In any case it appears unlikely, as well as anyone can gauge public opinion in this territory, that the Tuareg civic and religious leaders in the north who have some degree of democratic legitimacy would accept a regime dominated by the MNLA leadership. The non-Tuareg communities of the region certainly would not.

Against this background, it may be that Ambassador Huddleston was asked — by whom? — to undercut French efforts by bringing up the issue of ransom money. But is it in the U.S. interest to subvert France’s Sahel policy? What is the alternative? Only a week or so ago Mrs. Huddleston was writing in the papers that there was no alternative to helping Mali defend itself against the Islamist hordes and a damn good thing someone was doing it. Then why cast doubts on our gallant allies’ motives now, in their moment of need? Actually, the State Department sent a bill to the French for the cost of our shuttling some of their troops and supplies in on military transport planes. The French reportedly were not amused, and maybe this is a way of reminding them they should be more responsible in the way they spend money. 

It is also possible the ambassador spoke entirely of her own volition. But then what is her narrow interest in this affair? If the French paid ransom money to such men as Moktar Belmoktar, the leader of the aptly named “blood brigade” that attacked the vast Algerian natural gas complex at In Amenas last month, resulting in the death of dozens of hostages, surely she knew about it.

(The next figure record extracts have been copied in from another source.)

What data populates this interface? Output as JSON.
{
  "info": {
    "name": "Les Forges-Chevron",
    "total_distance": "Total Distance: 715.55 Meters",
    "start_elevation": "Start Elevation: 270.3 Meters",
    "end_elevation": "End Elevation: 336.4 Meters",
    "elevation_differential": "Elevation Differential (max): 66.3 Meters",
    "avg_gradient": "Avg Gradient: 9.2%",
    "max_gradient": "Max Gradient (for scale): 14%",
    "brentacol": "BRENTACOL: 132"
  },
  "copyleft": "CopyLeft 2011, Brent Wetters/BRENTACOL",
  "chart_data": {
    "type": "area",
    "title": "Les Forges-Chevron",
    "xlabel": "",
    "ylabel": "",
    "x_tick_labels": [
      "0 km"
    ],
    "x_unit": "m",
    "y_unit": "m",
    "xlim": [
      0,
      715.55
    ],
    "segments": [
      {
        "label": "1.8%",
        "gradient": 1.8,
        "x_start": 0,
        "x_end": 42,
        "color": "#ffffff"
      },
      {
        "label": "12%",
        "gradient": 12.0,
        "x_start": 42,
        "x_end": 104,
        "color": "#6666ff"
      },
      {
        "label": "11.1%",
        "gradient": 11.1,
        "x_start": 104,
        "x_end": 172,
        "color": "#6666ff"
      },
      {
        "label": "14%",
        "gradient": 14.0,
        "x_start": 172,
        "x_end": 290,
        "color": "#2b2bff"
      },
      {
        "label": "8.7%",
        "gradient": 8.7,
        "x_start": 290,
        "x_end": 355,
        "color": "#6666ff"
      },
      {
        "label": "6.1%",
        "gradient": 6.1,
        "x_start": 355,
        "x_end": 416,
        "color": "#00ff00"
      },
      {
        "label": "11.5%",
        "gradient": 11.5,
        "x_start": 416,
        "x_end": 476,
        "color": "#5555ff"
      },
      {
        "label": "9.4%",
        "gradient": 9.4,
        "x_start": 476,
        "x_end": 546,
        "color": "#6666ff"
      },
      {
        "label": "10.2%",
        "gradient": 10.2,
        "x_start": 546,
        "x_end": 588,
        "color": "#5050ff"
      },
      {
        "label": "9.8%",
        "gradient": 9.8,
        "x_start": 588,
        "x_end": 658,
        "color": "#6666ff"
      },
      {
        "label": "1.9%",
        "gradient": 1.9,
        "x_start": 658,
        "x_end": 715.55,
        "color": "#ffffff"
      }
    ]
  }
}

It is not public knowledge exactly when this money was paid to criminal gangs, with kickbacks to Islamist emirs and high Malian officials, by the French and other EU countries whose nationals had been grabbed, but the ambient corruption in Mali is not news. It was in full swing on her watch, in the mid-’00s, and she had nothing to say about it then. Why not? Is she trying to deflect the obvious criticism of our policy in the Sahel, a policy in the making of which she had an important role? Such criticism, which is direly needed as the administration rearranges its top national security team, can be constructive. We might as well review what we did or did not do, what we knew and chose to ignore, because these kinds of questions go to the heart of the frustrations and difficulties characteristic of the “savage wars of peace” that are a cruel but inexorable part of the world we live in.